The Spacer nodded and continued. “Yes, I am. The station has a full supply of fuel for the entry systems and they are in good repair, but we have a problem.  Without accurate scans of the terrain, we can’t begin the reentry procedure.  We can’t fly the station and need to basically drop it in its landing zone.”

          The Nomad turned his head, confused as to what all of this had to do with him.  “Can’t you do those scans from the station?”

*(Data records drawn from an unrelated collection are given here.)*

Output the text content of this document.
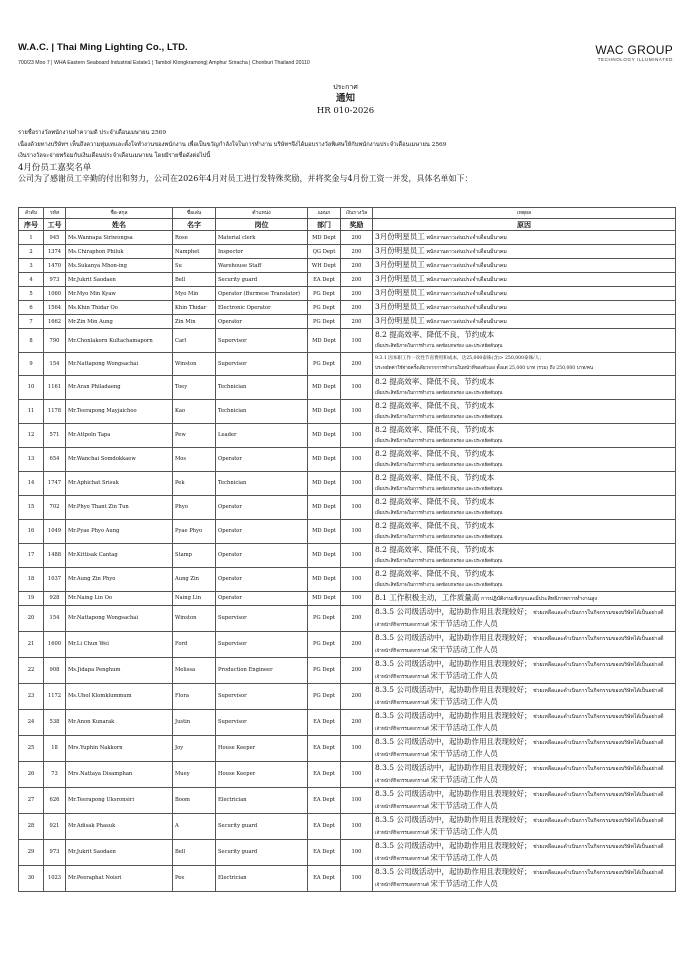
W.A.C. | Thai Ming Lighting Co., LTD.
700/23 Moo 7 | WHA Eastern Seaboard Industrial Estate1 | Tambol Klongkramong| Amphur Sriracha | Chonburi Thailand 20110
WAC GROUP
TECHNOLOGY ILLUMINATED
ประกาศ
通知
HR 010-2026
รายชื่อรางวัลพนักงานทำความดี ประจำเดือนเมษายน 2569
เนื่องด้วยทางบริษัทฯ เห็นถึงความทุ่มเทและตั้งใจทำงานของพนักงาน เพื่อเป็นขวัญกำลังใจในการทำงาน บริษัทฯจึงได้มอบรางวัลพิเศษให้กับพนักงานประจำเดือนเมษายน 2569
เงินรางวัลจะจ่ายพร้อมกับเงินเดือนประจำเดือนเมษายน โดยมีรายชื่อดังต่อไปนี้
4月份员工嘉奖名单
公司为了感谢员工辛勤的付出和努力，公司在2026年4月对员工进行发特殊奖励，并将奖金与4月份工资一并发，具体名单如下：
ลำดับ	รหัส	ชื่อ-สกุล	ชื่อเล่น	ตำแหน่ง	แผนก	เงินรางวัล	เหตุผล
序号	工号	姓名	名字	岗位	部门	奖励	原因
1	945	Ms.Wannapa Siriwongsa	Rose	Material clerk	MD Dept	200	3月份明星员工 พนักงานดาวเด่นประจำเดือนมีนาคม

2	1374	Ms.Chiraphon Philuk	Namphet	Inspector	QG Dept	200	3月份明星员工 พนักงานดาวเด่นประจำเดือนมีนาคม

3	1470	Ms.Sukanya Mhon-ing	Su	Warehouse Staff	WH Dept	200	3月份明星员工 พนักงานดาวเด่นประจำเดือนมีนาคม

4	973	Mr.Jukrit Saodaen	Bell	Security guard	EA Dept	200	3月份明星员工 พนักงานดาวเด่นประจำเดือนมีนาคม

5	1060	Mr.Myo Min Kyaw	Myo Min	Operator (Burmese Translator)	PG Dept	200	3月份明星员工 พนักงานดาวเด่นประจำเดือนมีนาคม

6	1564	Ms.Khin Thidar Oo	Khin Thidar	Electronic Operator	PG Dept	200	3月份明星员工 พนักงานดาวเด่นประจำเดือนมีนาคม

7	1662	Mr.Zin Min Aung	Zin Min	Operator	PG Dept	200	3月份明星员工 พนักงานดาวเด่นประจำเดือนมีนาคม

8	790	Mr.Chonlakorn Kultachamaporn	Carl	Supervisor	MD Dept	100	8.2 提高效率、降低不良、节约成本
เพิ่มประสิทธิภาพในการทำงาน ลดข้อบกพร่อง และประหยัดต้นทุน

9	154	Mr.Nattapong Wongsachai	Winston	Supervisor	PG Dept	200	9.3.1 因本职工作一次性节省费用和成本，达25,000泰铢(含)> 250,000泰铢/人；
ประหยัดค่าใช้จ่ายครั้งเดียวจากการทำงานในหน้าที่ของตัวเอง ตั้งแต่ 25,000 บาท (รวม) ถึง 250,000 บาท/คน

10	1161	Mr.Aran Philadaeng	Toey	Technician	MD Dept	100	8.2 提高效率、降低不良、节约成本
เพิ่มประสิทธิภาพในการทำงาน ลดข้อบกพร่อง และประหยัดต้นทุน

11	1178	Mr.Teerapong Mayjaichoo	Kao	Technician	MD Dept	100	8.2 提高效率、降低不良、节约成本
เพิ่มประสิทธิภาพในการทำงาน ลดข้อบกพร่อง และประหยัดต้นทุน

12	571	Mr.Attpoln Tapa	Pew	Leader	MD Dept	100	8.2 提高效率、降低不良、节约成本
เพิ่มประสิทธิภาพในการทำงาน ลดข้อบกพร่อง และประหยัดต้นทุน

13	654	Mr.Wanchai Somdokkaew	Mos	Operator	MD Dept	100	8.2 提高效率、降低不良、节约成本
เพิ่มประสิทธิภาพในการทำงาน ลดข้อบกพร่อง และประหยัดต้นทุน

14	1747	Mr.Aphichat Srisuk	Pek	Technician	MD Dept	100	8.2 提高效率、降低不良、节约成本
เพิ่มประสิทธิภาพในการทำงาน ลดข้อบกพร่อง และประหยัดต้นทุน

15	702	Mr.Phyo Thant Zin Tun	Phyo	Operator	MD Dept	100	8.2 提高效率、降低不良、节约成本
เพิ่มประสิทธิภาพในการทำงาน ลดข้อบกพร่อง และประหยัดต้นทุน

16	1049	Mr.Pyae Phyo Aung	Pyae Phyo	Operator	MD Dept	100	8.2 提高效率、降低不良、节约成本
เพิ่มประสิทธิภาพในการทำงาน ลดข้อบกพร่อง และประหยัดต้นทุน

17	1488	Mr.Kittisak Cantag	Stamp	Operator	MD Dept	100	8.2 提高效率、降低不良、节约成本
เพิ่มประสิทธิภาพในการทำงาน ลดข้อบกพร่อง และประหยัดต้นทุน

18	1037	Mr.Aung Zin Phyo	Aung Zin	Operator	MD Dept	100	8.2 提高效率、降低不良、节约成本
เพิ่มประสิทธิภาพในการทำงาน ลดข้อบกพร่อง และประหยัดต้นทุน

19	928	Mr.Naing Lin Oo	Naing Lin	Operator	MD Dept	100	8.1 工作积极主动，工作质量高 การปฏิบัติงานเชิงรุกและมีประสิทธิภาพการทำงานสูง

20	154	Mr.Nattapong Wongsachai	Winston	Supervisor	PG Dept	200	8.3.5 公司级活动中，起协助作用且表现较好； ช่วยเหลือและดำเนินการในกิจกรรมของบริษัทได้เป็นอย่างดี
เจ้าหน้าที่กิจกรรมสงกรานต์ 宋干节活动工作人员

21	1600	Mr.Li Chun Wei	Ford	Supervisor	PG Dept	200	8.3.5 公司级活动中，起协助作用且表现较好； ช่วยเหลือและดำเนินการในกิจกรรมของบริษัทได้เป็นอย่างดี
เจ้าหน้าที่กิจกรรมสงกรานต์ 宋干节活动工作人员

22	908	Ms.Jidapa Penghum	Melissa	Production Engineer	PG Dept	200	8.3.5 公司级活动中，起协助作用且表现较好； ช่วยเหลือและดำเนินการในกิจกรรมของบริษัทได้เป็นอย่างดี
เจ้าหน้าที่กิจกรรมสงกรานต์ 宋干节活动工作人员

23	1172	Ms.Ubol Klomklummum	Flora	Supervisor	PG Dept	200	8.3.5 公司级活动中，起协助作用且表现较好； ช่วยเหลือและดำเนินการในกิจกรรมของบริษัทได้เป็นอย่างดี
เจ้าหน้าที่กิจกรรมสงกรานต์ 宋干节活动工作人员

24	538	Mr.Anon Kunarak	Justin	Supervisor	EA Dept	200	8.3.5 公司级活动中，起协助作用且表现较好； ช่วยเหลือและดำเนินการในกิจกรรมของบริษัทได้เป็นอย่างดี
เจ้าหน้าที่กิจกรรมสงกรานต์ 宋干节活动工作人员

25	18	Mrs.Yuphin Nakkorn	Joy	House Keeper	EA Dept	100	8.3.5 公司级活动中，起协助作用且表现较好； ช่วยเหลือและดำเนินการในกิจกรรมของบริษัทได้เป็นอย่างดี
เจ้าหน้าที่กิจกรรมสงกรานต์ 宋干节活动工作人员

26	73	Mrs.Nattaya Disamphan	Muey	House Keeper	EA Dept	100	8.3.5 公司级活动中，起协助作用且表现较好； ช่วยเหลือและดำเนินการในกิจกรรมของบริษัทได้เป็นอย่างดี
เจ้าหน้าที่กิจกรรมสงกรานต์ 宋干节活动工作人员

27	626	Mr.Teerapong Uksronsiri	Boom	Electrician	EA Dept	100	8.3.5 公司级活动中，起协助作用且表现较好； ช่วยเหลือและดำเนินการในกิจกรรมของบริษัทได้เป็นอย่างดี
เจ้าหน้าที่กิจกรรมสงกรานต์ 宋干节活动工作人员

28	921	Mr.Adisak Phasuk	A	Security guard	EA Dept	100	8.3.5 公司级活动中，起协助作用且表现较好； ช่วยเหลือและดำเนินการในกิจกรรมของบริษัทได้เป็นอย่างดี
เจ้าหน้าที่กิจกรรมสงกรานต์ 宋干节活动工作人员

29	973	Mr.Jukrit Saodaen	Bell	Security guard	EA Dept	100	8.3.5 公司级活动中，起协助作用且表现较好； ช่วยเหลือและดำเนินการในกิจกรรมของบริษัทได้เป็นอย่างดี
เจ้าหน้าที่กิจกรรมสงกรานต์ 宋干节活动工作人员

30	1023	Mr.Peeraphat Noisri	Pee	Electrician	EA Dept	100	8.3.5 公司级活动中，起协助作用且表现较好； ช่วยเหลือและดำเนินการในกิจกรรมของบริษัทได้เป็นอย่างดี
เจ้าหน้าที่กิจกรรมสงกรานต์ 宋干节活动工作人员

The Spacer sighed.  “We used to be able to, we had full scans and a landing zone picked out.  Then my father destroyed the information and the topographical scanning equipment. He erased the backups and wiped the computer hard drives. It’s a rock.”

          The Nomad kept trying not to look at the grey and red stain on the floor behind the Spacer.  “So your own father sabotaged your station? Why would he do that to you?”

Stolen content warning: this tale belongs on Royal Road. Report any occurrences elsewhere.

The Spacer closed the screen on his wrist and folded his hands. “I don’t know. He used to be the head of the station, but now he won’t talk to anyone. He is very old, and dementia is a possibility. He’s locked up in our brig.  I took control of the station and started looking for a way to save my people.”

          The Nomad shifted in his seat uncomfortably.  “I’m sorry for your troubles, Spacer. I’m just really wondering where I come into this.”

The Spacer got a hard look in his eyes. “You don’t Nomad. Something in your possession does.  There is an abandoned military base underneath the granite hills you just came from. It has a computer we have been in limited contact with, but it has the capabilities to provide us detailed current topographical information.  You have the key to its doors.”  The Nomad had a shocked look on his face, and touched the small of his neck reflexively, a motion the Spacer took immediate notice of.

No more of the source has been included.